The Doors of Perception/Heaven and Hell
by Aldous Huxley
I had of course heard of Huxley’s book long ago, though only vaguely. I knew nothing of what it was actually about. Which is why I was surprised to find that, above all else, it was a book of art criticism. Although there’s much in these essays about the psychedelic experience, the book’s most interesting insofar as it considers how this and other ways of seeing apply to the history of art.
To call Huxley’s writing ‘lucid’ is an ironic understatement. There’s a clarity of approach here which belies these essays’ status as underground, or at least counterculture, landmarks. Instead, there’s a sense of these writings as being in the tradition of the essayist as critic, the man of letters as scholar. They read like measured, thoughtful considerations of unusual experiences.

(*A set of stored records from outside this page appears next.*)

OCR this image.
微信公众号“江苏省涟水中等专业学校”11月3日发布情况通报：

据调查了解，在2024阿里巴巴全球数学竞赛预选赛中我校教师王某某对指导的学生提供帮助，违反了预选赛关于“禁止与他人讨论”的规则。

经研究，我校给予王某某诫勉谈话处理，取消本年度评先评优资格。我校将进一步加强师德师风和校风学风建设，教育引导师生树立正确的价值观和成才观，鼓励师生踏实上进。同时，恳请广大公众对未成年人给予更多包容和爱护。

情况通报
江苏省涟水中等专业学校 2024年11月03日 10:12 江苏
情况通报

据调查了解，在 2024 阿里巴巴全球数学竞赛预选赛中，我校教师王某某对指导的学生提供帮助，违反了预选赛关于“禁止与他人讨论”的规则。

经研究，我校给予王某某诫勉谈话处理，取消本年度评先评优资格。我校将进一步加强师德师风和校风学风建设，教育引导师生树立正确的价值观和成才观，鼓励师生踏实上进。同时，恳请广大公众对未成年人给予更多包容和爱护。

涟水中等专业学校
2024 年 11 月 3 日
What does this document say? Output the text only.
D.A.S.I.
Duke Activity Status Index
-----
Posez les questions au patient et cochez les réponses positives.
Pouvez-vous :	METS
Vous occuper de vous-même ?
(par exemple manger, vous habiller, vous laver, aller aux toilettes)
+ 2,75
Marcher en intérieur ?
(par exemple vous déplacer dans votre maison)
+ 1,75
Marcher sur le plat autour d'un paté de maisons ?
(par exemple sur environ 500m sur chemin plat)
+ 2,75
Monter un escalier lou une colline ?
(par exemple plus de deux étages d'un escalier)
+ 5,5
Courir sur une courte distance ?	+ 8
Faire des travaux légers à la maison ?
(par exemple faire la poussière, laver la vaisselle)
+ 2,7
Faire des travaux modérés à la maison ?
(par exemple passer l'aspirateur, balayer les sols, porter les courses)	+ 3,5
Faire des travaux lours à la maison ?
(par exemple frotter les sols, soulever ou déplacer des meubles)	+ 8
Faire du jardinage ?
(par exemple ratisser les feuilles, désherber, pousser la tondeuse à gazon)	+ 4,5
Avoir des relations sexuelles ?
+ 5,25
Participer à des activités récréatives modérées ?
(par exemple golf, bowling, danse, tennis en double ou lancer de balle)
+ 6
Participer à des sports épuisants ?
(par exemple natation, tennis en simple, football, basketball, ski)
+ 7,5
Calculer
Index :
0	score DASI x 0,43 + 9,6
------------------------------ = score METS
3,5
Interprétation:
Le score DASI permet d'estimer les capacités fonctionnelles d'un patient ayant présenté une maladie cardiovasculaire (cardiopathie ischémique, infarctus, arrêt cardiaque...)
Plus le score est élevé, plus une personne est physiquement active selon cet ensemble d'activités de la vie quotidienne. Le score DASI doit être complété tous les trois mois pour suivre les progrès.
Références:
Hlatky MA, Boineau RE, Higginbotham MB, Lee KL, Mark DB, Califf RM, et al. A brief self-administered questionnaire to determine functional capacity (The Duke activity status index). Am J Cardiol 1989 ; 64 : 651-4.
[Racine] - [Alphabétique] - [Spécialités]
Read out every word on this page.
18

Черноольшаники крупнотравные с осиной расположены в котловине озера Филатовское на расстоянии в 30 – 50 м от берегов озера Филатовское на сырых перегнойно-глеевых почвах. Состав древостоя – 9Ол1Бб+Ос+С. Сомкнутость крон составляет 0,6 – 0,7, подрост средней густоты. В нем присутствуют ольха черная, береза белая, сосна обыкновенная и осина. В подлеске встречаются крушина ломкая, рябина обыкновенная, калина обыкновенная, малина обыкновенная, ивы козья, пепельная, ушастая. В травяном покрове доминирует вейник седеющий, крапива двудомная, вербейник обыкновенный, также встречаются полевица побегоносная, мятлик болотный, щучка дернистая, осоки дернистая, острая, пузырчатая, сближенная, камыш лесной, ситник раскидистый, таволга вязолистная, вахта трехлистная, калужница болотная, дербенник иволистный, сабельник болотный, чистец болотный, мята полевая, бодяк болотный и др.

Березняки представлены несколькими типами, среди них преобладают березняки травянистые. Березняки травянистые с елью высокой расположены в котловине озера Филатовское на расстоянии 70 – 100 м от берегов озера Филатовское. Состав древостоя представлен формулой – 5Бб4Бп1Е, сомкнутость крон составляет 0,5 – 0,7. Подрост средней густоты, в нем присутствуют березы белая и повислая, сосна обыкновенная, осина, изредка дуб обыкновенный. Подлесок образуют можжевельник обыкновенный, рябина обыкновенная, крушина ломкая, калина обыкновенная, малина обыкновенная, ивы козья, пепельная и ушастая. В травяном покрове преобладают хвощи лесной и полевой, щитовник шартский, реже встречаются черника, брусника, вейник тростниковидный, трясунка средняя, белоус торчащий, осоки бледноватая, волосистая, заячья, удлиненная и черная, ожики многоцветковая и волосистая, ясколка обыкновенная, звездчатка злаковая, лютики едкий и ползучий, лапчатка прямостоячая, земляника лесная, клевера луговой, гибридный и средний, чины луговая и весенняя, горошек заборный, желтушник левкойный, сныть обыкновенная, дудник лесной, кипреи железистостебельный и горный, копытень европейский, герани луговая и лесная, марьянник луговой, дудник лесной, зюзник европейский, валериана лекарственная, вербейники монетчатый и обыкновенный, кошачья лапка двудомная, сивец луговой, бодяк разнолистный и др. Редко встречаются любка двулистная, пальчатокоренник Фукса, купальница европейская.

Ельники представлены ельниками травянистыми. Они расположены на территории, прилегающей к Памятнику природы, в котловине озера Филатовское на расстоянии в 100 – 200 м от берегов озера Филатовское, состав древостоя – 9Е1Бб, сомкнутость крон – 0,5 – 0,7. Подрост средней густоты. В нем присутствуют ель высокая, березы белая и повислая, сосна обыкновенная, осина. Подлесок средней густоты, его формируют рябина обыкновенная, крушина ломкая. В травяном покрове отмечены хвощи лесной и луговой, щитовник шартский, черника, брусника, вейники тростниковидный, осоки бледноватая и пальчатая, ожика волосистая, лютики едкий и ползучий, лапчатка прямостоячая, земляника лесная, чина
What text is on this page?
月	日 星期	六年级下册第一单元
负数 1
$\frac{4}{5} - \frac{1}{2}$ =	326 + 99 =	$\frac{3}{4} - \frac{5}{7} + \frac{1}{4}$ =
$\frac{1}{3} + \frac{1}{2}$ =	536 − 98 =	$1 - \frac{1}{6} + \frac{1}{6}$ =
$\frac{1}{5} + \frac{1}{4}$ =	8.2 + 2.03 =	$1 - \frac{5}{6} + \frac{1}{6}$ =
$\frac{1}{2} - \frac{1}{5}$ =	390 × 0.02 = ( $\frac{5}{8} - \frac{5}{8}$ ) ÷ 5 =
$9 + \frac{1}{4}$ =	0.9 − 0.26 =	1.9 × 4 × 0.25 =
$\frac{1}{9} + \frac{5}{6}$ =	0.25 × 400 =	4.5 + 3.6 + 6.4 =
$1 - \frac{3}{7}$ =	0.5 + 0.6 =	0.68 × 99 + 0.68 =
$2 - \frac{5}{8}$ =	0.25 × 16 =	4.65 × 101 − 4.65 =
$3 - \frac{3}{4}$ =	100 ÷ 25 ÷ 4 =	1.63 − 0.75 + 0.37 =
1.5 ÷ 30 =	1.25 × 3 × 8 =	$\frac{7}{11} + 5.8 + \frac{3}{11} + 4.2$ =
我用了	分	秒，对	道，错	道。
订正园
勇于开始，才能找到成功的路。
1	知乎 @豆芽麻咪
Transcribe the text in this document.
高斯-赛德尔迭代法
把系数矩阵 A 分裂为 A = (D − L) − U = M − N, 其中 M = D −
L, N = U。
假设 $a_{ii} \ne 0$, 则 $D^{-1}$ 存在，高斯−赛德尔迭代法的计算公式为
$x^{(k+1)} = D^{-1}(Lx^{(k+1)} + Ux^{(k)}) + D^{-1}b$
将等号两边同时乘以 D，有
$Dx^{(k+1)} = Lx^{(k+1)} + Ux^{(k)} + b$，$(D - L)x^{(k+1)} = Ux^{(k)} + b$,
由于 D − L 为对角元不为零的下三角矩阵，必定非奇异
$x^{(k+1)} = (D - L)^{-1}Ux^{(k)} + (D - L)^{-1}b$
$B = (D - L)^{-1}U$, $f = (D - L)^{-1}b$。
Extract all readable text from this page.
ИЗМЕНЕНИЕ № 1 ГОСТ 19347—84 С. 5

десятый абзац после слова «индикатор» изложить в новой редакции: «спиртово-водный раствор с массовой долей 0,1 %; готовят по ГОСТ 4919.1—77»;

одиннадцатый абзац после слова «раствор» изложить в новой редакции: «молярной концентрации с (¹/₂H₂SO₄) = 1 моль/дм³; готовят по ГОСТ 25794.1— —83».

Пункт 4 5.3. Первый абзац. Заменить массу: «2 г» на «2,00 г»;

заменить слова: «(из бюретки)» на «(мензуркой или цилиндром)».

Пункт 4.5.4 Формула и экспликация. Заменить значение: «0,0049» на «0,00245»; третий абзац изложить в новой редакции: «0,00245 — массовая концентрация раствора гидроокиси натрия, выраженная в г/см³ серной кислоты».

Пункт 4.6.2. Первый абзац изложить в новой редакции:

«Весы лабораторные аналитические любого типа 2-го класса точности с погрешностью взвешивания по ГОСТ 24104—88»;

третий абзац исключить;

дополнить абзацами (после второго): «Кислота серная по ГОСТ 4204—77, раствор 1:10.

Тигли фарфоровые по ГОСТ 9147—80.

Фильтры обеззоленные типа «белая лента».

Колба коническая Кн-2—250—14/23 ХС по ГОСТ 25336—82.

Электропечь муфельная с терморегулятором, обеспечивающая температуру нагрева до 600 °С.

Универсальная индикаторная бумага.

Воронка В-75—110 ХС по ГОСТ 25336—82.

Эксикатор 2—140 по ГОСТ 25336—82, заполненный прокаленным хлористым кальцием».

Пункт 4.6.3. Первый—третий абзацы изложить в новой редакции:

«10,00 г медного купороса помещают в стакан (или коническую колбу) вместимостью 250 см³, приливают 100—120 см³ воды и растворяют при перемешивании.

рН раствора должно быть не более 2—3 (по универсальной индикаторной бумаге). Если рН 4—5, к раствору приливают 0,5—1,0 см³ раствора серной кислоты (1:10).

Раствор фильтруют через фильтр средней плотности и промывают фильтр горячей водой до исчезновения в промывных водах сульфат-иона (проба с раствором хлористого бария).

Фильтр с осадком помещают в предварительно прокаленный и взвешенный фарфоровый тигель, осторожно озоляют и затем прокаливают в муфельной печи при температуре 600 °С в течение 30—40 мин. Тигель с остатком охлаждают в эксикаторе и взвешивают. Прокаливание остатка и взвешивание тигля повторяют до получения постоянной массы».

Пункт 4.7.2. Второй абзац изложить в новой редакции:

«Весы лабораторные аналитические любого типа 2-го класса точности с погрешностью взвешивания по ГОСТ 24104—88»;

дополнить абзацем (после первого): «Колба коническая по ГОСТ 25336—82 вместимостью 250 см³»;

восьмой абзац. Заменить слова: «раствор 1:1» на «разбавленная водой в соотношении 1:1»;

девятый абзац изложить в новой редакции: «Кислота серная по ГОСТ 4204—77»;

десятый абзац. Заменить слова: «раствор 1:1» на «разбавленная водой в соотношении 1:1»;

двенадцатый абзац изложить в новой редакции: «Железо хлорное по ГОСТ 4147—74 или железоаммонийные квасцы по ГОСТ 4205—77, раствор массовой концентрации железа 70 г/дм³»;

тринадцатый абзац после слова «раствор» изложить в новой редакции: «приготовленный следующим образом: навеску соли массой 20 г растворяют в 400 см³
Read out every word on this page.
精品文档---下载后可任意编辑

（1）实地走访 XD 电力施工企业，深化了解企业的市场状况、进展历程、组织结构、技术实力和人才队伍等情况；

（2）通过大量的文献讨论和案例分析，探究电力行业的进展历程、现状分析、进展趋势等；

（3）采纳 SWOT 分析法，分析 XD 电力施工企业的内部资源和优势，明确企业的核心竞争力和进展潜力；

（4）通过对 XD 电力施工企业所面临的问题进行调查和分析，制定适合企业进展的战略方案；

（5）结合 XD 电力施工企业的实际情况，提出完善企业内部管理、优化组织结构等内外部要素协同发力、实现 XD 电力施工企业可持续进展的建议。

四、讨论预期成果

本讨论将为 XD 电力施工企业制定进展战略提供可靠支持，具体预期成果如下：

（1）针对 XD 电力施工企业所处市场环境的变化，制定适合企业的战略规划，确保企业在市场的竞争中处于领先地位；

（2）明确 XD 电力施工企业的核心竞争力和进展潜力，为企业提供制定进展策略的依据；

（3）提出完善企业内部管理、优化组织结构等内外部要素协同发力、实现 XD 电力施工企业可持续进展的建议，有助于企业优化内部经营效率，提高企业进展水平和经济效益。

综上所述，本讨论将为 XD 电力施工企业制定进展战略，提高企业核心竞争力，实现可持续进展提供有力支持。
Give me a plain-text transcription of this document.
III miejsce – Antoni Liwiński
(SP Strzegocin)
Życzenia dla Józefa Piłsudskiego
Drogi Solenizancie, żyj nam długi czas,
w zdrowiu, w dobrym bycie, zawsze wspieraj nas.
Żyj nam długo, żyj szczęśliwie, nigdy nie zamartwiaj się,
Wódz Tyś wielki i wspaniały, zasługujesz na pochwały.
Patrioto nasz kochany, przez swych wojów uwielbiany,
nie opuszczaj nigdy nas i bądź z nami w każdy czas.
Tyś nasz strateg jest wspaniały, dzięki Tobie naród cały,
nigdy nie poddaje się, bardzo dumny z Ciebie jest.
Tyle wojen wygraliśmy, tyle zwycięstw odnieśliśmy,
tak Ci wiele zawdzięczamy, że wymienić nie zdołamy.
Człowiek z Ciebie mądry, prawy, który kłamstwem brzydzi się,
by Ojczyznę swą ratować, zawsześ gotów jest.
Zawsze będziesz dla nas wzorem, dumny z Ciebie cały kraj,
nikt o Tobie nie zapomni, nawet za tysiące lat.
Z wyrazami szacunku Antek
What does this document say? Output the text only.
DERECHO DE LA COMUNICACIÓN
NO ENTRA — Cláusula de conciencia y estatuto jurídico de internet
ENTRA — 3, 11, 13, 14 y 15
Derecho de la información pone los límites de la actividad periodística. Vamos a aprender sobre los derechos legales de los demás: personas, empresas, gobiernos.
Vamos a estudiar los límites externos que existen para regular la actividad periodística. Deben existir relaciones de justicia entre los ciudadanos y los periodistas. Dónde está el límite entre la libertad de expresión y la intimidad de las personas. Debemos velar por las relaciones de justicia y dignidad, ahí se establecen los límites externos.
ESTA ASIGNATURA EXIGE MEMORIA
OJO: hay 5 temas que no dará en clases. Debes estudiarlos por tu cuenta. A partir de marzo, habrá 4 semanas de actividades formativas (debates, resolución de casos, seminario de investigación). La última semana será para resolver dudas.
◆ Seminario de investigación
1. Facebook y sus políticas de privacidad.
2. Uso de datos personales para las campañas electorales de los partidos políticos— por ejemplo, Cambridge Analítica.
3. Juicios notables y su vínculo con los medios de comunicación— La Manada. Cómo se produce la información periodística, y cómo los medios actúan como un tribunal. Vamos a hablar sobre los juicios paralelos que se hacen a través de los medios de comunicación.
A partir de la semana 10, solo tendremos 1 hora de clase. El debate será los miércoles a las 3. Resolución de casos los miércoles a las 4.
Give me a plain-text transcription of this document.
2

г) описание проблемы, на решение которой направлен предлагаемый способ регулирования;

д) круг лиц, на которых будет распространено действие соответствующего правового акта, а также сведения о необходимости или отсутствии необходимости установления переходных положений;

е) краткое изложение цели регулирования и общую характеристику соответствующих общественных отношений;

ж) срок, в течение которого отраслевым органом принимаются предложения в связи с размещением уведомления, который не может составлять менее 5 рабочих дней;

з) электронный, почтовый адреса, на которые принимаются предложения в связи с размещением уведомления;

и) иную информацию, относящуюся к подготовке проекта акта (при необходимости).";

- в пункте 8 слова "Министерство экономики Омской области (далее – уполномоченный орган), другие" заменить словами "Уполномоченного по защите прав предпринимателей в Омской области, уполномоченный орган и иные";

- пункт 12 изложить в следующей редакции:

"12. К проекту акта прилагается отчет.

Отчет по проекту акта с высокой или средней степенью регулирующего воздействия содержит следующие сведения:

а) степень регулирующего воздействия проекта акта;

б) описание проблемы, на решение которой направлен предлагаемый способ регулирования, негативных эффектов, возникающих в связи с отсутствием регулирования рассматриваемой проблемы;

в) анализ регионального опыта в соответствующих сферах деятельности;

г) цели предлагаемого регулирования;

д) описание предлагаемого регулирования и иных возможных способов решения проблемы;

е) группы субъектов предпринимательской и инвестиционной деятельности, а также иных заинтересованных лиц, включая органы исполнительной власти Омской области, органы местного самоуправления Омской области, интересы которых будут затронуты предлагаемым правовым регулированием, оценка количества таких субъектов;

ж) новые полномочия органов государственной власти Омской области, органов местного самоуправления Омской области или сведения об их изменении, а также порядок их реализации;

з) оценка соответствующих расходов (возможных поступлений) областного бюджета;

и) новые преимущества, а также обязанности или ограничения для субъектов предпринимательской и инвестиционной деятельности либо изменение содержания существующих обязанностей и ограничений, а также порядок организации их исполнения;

I’ve never taken psychedelic drugs, but the experiences Huxley describes in terms of the nature of vision and art are familiar, are things I can grasp. It’s a mistake, then, to imagine that these essays are solely of relevance to those interested in drugs. They’re about the attempt to capture a transcendent experience. Time having passed, one can now be sceptical about the nature of transcendence involved in the drug experience — surely such a mass enlightenment would have had more of an effect on the world by this time — but the way that Huxley approaches what was for him a new technology hinting at new realms of vision is intriguing.